Personal information
- Full name: Roger Wilfred Wrightson
- Born: 29 October 1939 Elsecar, Yorkshire, England
- Died: 13 September 1986 (aged 46) Carlisle, Cumberland, England
- Batting: Left-handed
- Role: Occasional wicket-keeper

Domestic team information
- 1970–1971: Cumberland
- 1965–1967: Essex

Career statistics
| Competition | First-class |
| Matches | 12 |
| Runs scored | 332 |
| Batting average | 20.75 |
| 100s/50s | –/1 |
| Top score | 84 |
| Balls bowled | – |
| Wickets | – |
| Bowling average | – |
| 5 wickets in innings | – |
| 10 wickets in match | – |
| Best bowling | – |
| Catches/stumpings | 8/– |
- Source: Cricinfo, 11 October 2011

= Roger Wrightson =

English cricketer

Roger Wilfred Wrightson (29 October 1939 – 13 September 1986) was an English cricketer. Wrightson was a left-handed batsman who occasionally fielded as a wicket-keeper.

Although born in Elsecar, Yorkshire to Frederick Liddell Wrightson and Jessie Arline Hague, Wrightson was raised in Essex where his family moved to when his father took up a teaching position in the county. It was in Grays that he was educated at Palmer's School, going from there to Loughborough University. His father first introduced Wrightson to cricket when he was a child, according to Wrightson had made him, along with his brothers bat as left-handers. Prior to playing county cricket he became a primary school teacher in Thurrock.

He eventually made his debut for Essex in a first-class match against Oxford University in 1965, with him making nine further first-class appearances in the 1965 season. Against Warwickshire that season at Clacton, Wrightson scored 84 runs, which was to be his only first-class half century. Later that season when playing against Yorkshire he had his two front teeth knocked out by a bouncer delivered by Fred Trueman. He made no appearances for Essex in 1966, with his teaching career taking precedence. He did appear in two first-class matches in the 1967 season against Derbyshire and Hampshire, and was at the end of that season offered a new contract by Essex, but decided not to accept the offer. In his brief first-class career, Wrightson scored 332 runs at an average of 20.75.

He and his wife Audrey, who was an art teacher, moved to Cumberland shortly thereafter.
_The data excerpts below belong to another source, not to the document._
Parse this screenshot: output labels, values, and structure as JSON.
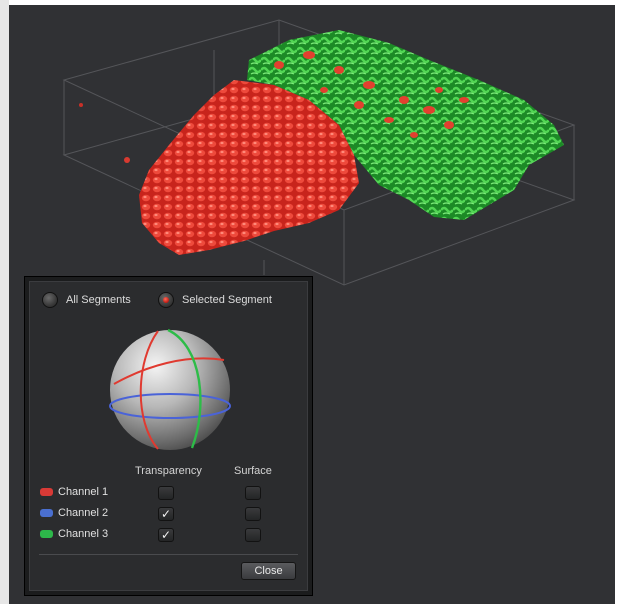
{
  "view": {
    "volume_colors": {
      "channel1": "#e23a2e",
      "channel3": "#34b83a"
    }
  },
  "dialog": {
    "mode_options": [
      {
        "label": "All Segments",
        "selected": false
      },
      {
        "label": "Selected Segment",
        "selected": true
      }
    ],
    "orientation_widget": {
      "icon": "orientation-sphere-icon"
    },
    "columns": {
      "transparency": "Transparency",
      "surface": "Surface"
    },
    "channels": [
      {
        "label": "Channel 1",
        "color": "#d83a36",
        "transparency": false,
        "surface": false
      },
      {
        "label": "Channel 2",
        "color": "#4a6fd0",
        "transparency": true,
        "surface": false
      },
      {
        "label": "Channel 3",
        "color": "#2db84a",
        "transparency": true,
        "surface": false
      }
    ],
    "check_glyph": "✓",
    "close_label": "Close"
  }
}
He played in the Minor Counties Championship for Cumberland, making his debut for the county in 1970 against the Yorkshire Second XI. He played for Cumberland in 1970 and 1971, making nine Minor Counties Championship appearances. Wrightson died at Carlisle, Cumberland on 13 September 1986, aged 46. He was survived by his wife Audrey, son Michael and daughter Anna.